Cambiamenti climatici nel Deserto Atacama
Quel che segue è una mia traduzione dall’Inglese di parti dell’articolo omonimo apparso nell’Autunno del 1998 su “GeoSciences NewsLetter” del Dipartimento di Scienze della Terra dell’Università dell’Arizona, autore Jay Quade. Lo inserisco perché è un preciso riferimento all’epoca che interessa questo BLOG; l’area è il Cile settentrionale.
” … un paragone prossimo del Deserto Atacama è la superficie di Marte, dove non esiste nulla, né piante né animali di qualsivoglia genere né evidenza di recente presenza di acqua. A Calama (2450 mt di altitudine, 100.000 abitanti) non piove mai. Come su Marte, tuttavia, ci sono prove che in determinate zone del Deserto le cose non sono sempre state così. A altitudini inferiori a quelle in cui oggigiorno si hanno precipitazioni (ca 2700 mt) ci sono dei crinali scavati da canali oggi sepolti sotto le sabbie mobili, prova particolarmente forte di cambiamenti climatici che hanno comportato piogge e alluvioni così come presenza di vegetazione nell’Assoluta desolazione dell’Atacama … Prove di consistentyi mutamenti climatici sono noti agli Archeologi cileni da qualche tempo.
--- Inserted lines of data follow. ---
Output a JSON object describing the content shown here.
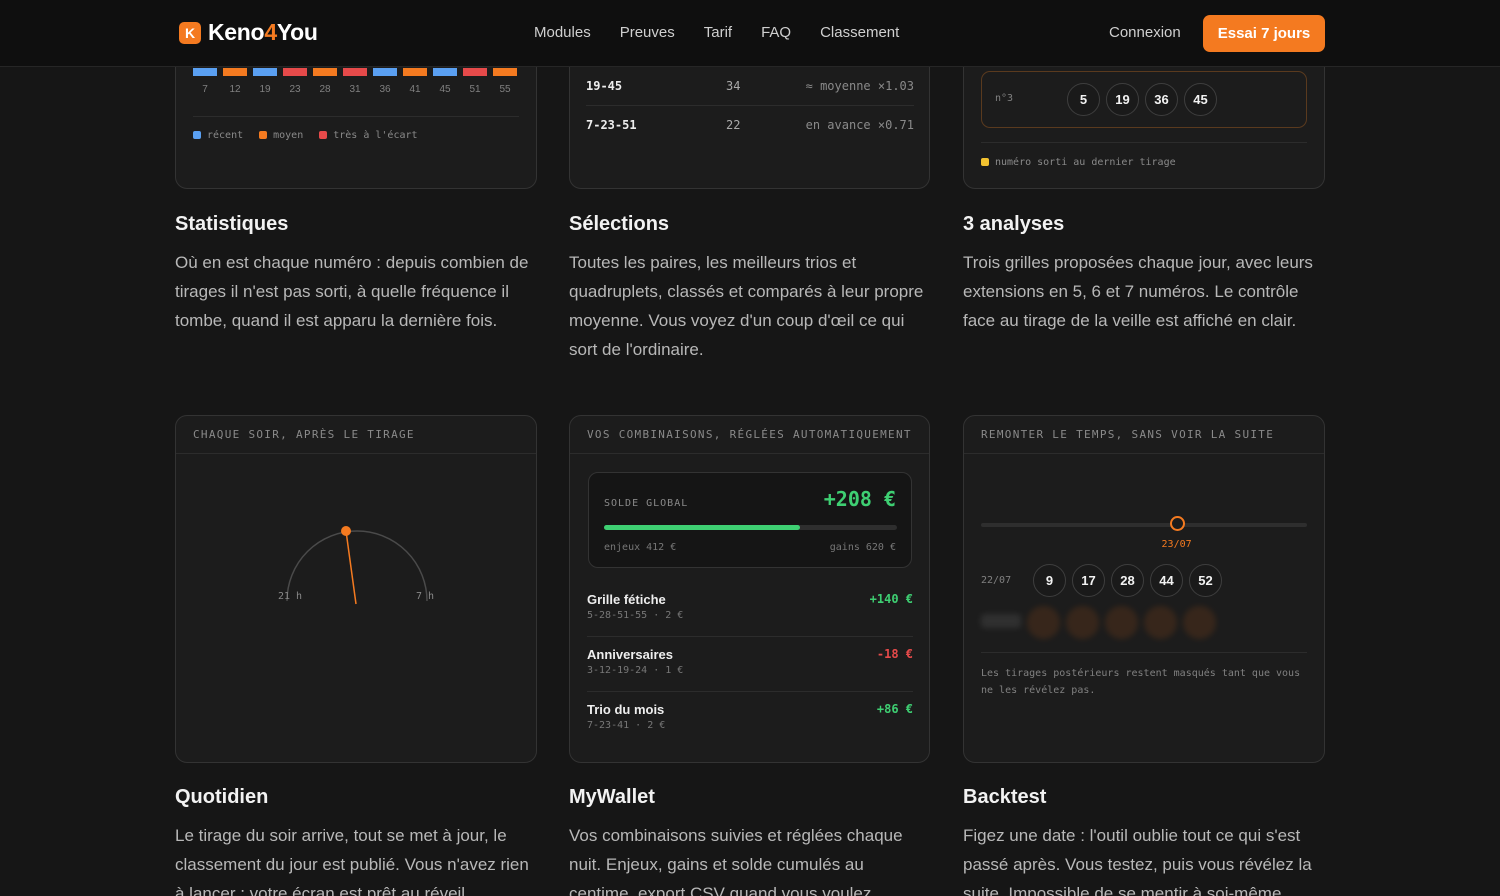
{
  "brand": {
    "pre": "Keno",
    "accent": "4",
    "post": "You",
    "mark": "K"
  },
  "nav": [
    "Modules",
    "Preuves",
    "Tarif",
    "FAQ",
    "Classement"
  ],
  "login": "Connexion",
  "cta": "Essai 7 jours",
  "colors": {
    "accent": "#f47a20",
    "recent": "#5aa0f2",
    "medium": "#f47a20",
    "far": "#e64a4a",
    "positive": "#3ecf72",
    "negative": "#e64a4a",
    "highlight": "#f2c230"
  },
  "stats_card": {
    "bar_colors": [
      "recent",
      "medium",
      "recent",
      "far",
      "medium",
      "far",
      "recent",
      "medium",
      "recent",
      "far",
      "medium"
    ],
    "ticks": [
      "7",
      "12",
      "19",
      "23",
      "28",
      "31",
      "36",
      "41",
      "45",
      "51",
      "55"
    ],
    "legend": [
      "récent",
      "moyen",
      "très à l'écart"
    ]
  },
  "selections_card": {
    "rows": [
      {
        "combo": "19-45",
        "count": "34",
        "compare": "≈ moyenne ×1.03"
      },
      {
        "combo": "7-23-51",
        "count": "22",
        "compare": "en avance ×0.71"
      }
    ]
  },
  "analyses_card": {
    "row_label": "n°3",
    "balls": [
      "5",
      "19",
      "36",
      "45"
    ],
    "legend": "numéro sorti au dernier tirage"
  },
  "features_top": [
    {
      "title": "Statistiques",
      "desc": "Où en est chaque numéro : depuis combien de tirages il n'est pas sorti, à quelle fréquence il tombe, quand il est apparu la dernière fois."
    },
    {
      "title": "Sélections",
      "desc": "Toutes les paires, les meilleurs trios et quadruplets, classés et comparés à leur propre moyenne. Vous voyez d'un coup d'œil ce qui sort de l'ordinaire."
    },
    {
      "title": "3 analyses",
      "desc": "Trois grilles proposées chaque jour, avec leurs extensions en 5, 6 et 7 numéros. Le contrôle face au tirage de la veille est affiché en clair."
    }
  ],
  "daily_card": {
    "header": "CHAQUE SOIR, APRÈS LE TIRAGE",
    "left_label": "21 h",
    "right_label": "7 h"
  },
  "wallet_card": {
    "header": "VOS COMBINAISONS, RÉGLÉES AUTOMATIQUEMENT",
    "balance_label": "SOLDE GLOBAL",
    "balance": "+208 €",
    "progress": 0.67,
    "stakes": "enjeux 412 €",
    "gains": "gains 620 €",
    "rows": [
      {
        "name": "Grille fétiche",
        "sub": "5-28-51-55 · 2 €",
        "amount": "+140 €",
        "sign": "positive"
      },
      {
        "name": "Anniversaires",
        "sub": "3-12-19-24 · 1 €",
        "amount": "-18 €",
        "sign": "negative"
      },
      {
        "name": "Trio du mois",
        "sub": "7-23-41 · 2 €",
        "amount": "+86 €",
        "sign": "positive"
      }
    ]
  },
  "backtest_card": {
    "header": "REMONTER LE TEMPS, SANS VOIR LA SUITE",
    "slider_date": "23/07",
    "slider_value": 0.6,
    "row_date": "22/07",
    "balls": [
      "9",
      "17",
      "28",
      "44",
      "52"
    ],
    "note": "Les tirages postérieurs restent masqués tant que vous ne les révélez pas."
  },
  "features_bottom": [
    {
      "title": "Quotidien",
      "desc": "Le tirage du soir arrive, tout se met à jour, le classement du jour est publié. Vous n'avez rien à lancer : votre écran est prêt au réveil."
    },
    {
      "title": "MyWallet",
      "desc": "Vos combinaisons suivies et réglées chaque nuit. Enjeux, gains et solde cumulés au centime, export CSV quand vous voulez."
    },
    {
      "title": "Backtest",
      "desc": "Figez une date : l'outil oublie tout ce qui s'est passé après. Vous testez, puis vous révélez la suite. Impossible de se mentir à soi-même."
    }
  ]
}
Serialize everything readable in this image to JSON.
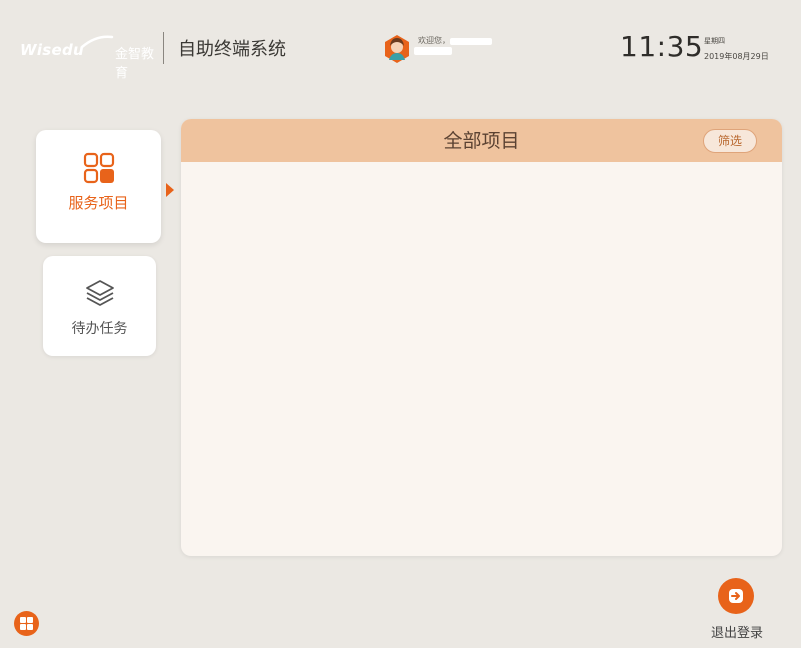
{
  "header": {
    "logo_brand": "Wisedu",
    "logo_cn": "金智教育",
    "system_title": "自助终端系统",
    "welcome": "欢迎您，",
    "time": "11:35",
    "weekday": "星期四",
    "date": "2019年08月29日"
  },
  "nav": {
    "items": [
      {
        "label": "服务项目",
        "icon": "grid-apps-icon",
        "active": true
      },
      {
        "label": "待办任务",
        "icon": "layers-icon",
        "active": false
      }
    ]
  },
  "panel": {
    "title": "全部项目",
    "filter_label": "筛选"
  },
  "footer": {
    "start_icon": "windows-icon",
    "logout_label": "退出登录"
  },
  "colors": {
    "accent": "#e8631a",
    "panel_header": "#efc39e",
    "panel_body": "#faf5f0",
    "background": "#ebe8e3"
  }
}
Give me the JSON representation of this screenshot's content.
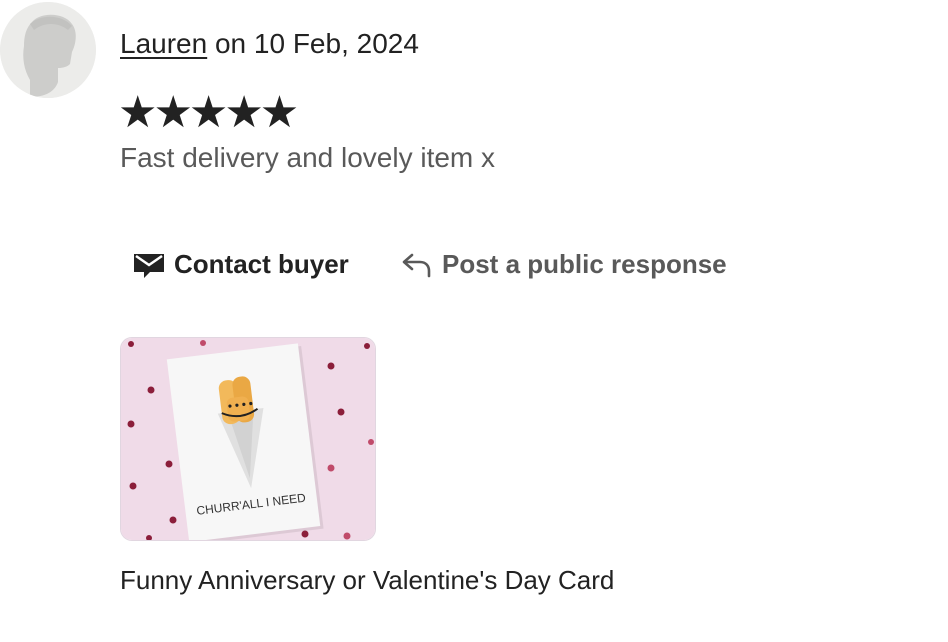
{
  "review": {
    "author": "Lauren",
    "date_text": " on 10 Feb, 2024",
    "rating": 5,
    "stars_text": "★★★★★",
    "text": "Fast delivery and lovely item x"
  },
  "actions": {
    "contact_label": "Contact buyer",
    "respond_label": "Post a public response"
  },
  "item": {
    "card_text": "CHURR'ALL I NEED",
    "title": "Funny Anniversary or Valentine's Day Card"
  },
  "colors": {
    "text_primary": "#222222",
    "text_secondary": "#595959",
    "card_background": "#f0dbe8",
    "heart": "#8b1e3a"
  }
}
Per esempio, gli antichi Indigeni appaiono improvvisamnete nella regione circa 10.500 anni fa (le datazioni con C14 sono 10% in difetto rispetto al calendario per quest’epoca) … Julio Betancourt ha elaborato datazioni C14 per alcuni dei depositi fossili, ottenendo 12.000-8.000 anni C14 fa, trattandosi invariabilmente di piante che oggi esistono a altitudini maggiori. Quindi, secondo mgli standards dell’Atacama c’erano buone condizioni quando gli uomini sono arrivati qui per la prima volta all’epoca della fase “umida”, ma tali condizioni terminarono con un pressoché totale abbandono delle aree meridionali tra 8.000 e 3.200 anni C14 fa, il Silenzio archeologico, come è definito dagli Archeologi cileni …”
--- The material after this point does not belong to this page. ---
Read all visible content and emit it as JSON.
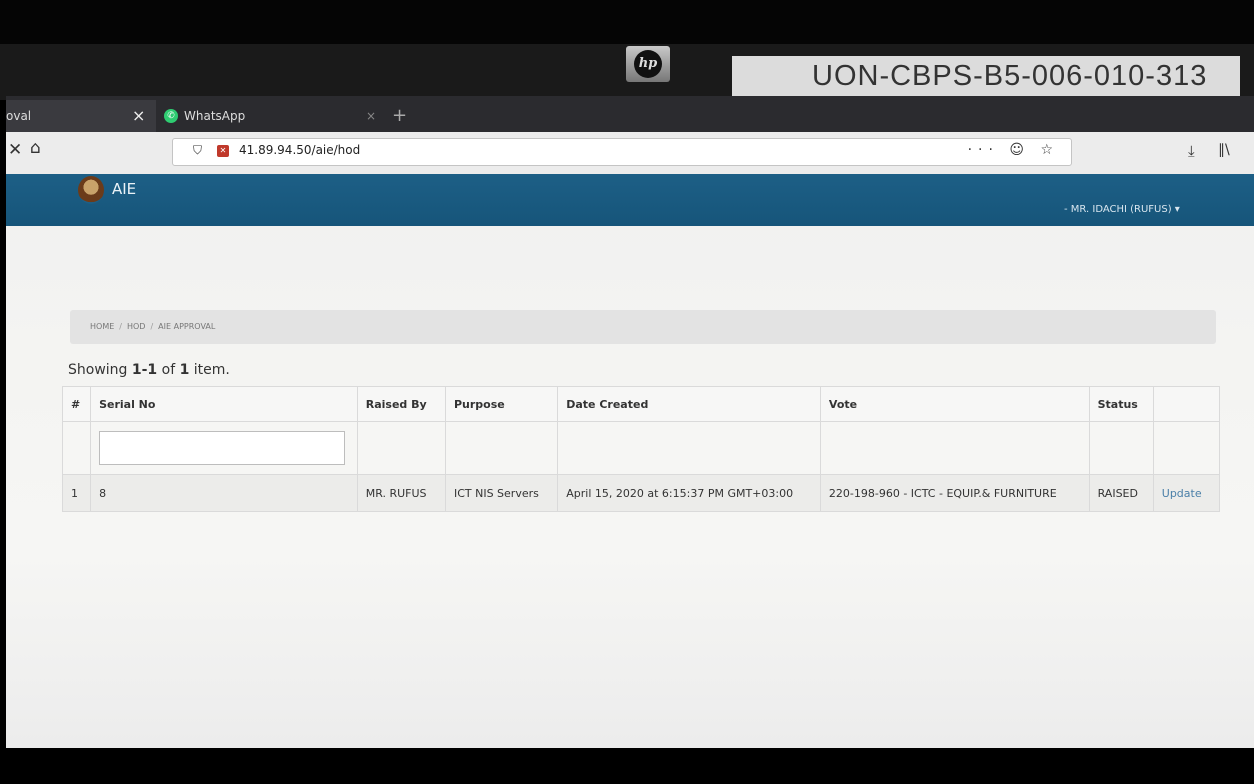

L’Epoca “umida” alla quale l’articolo in questione si riferisce sarebbe dunque circa il 9550 a.e.v., non molto distante da quel 9.650 di cui parlo in relazione all’Evento da impatto principale, ossia quello che costrinse gli Atlantici (o Atlantidi che dir si voglia) a emigrare verso Est in cerca di aree dove fosse possibile avere un nuovo inizio.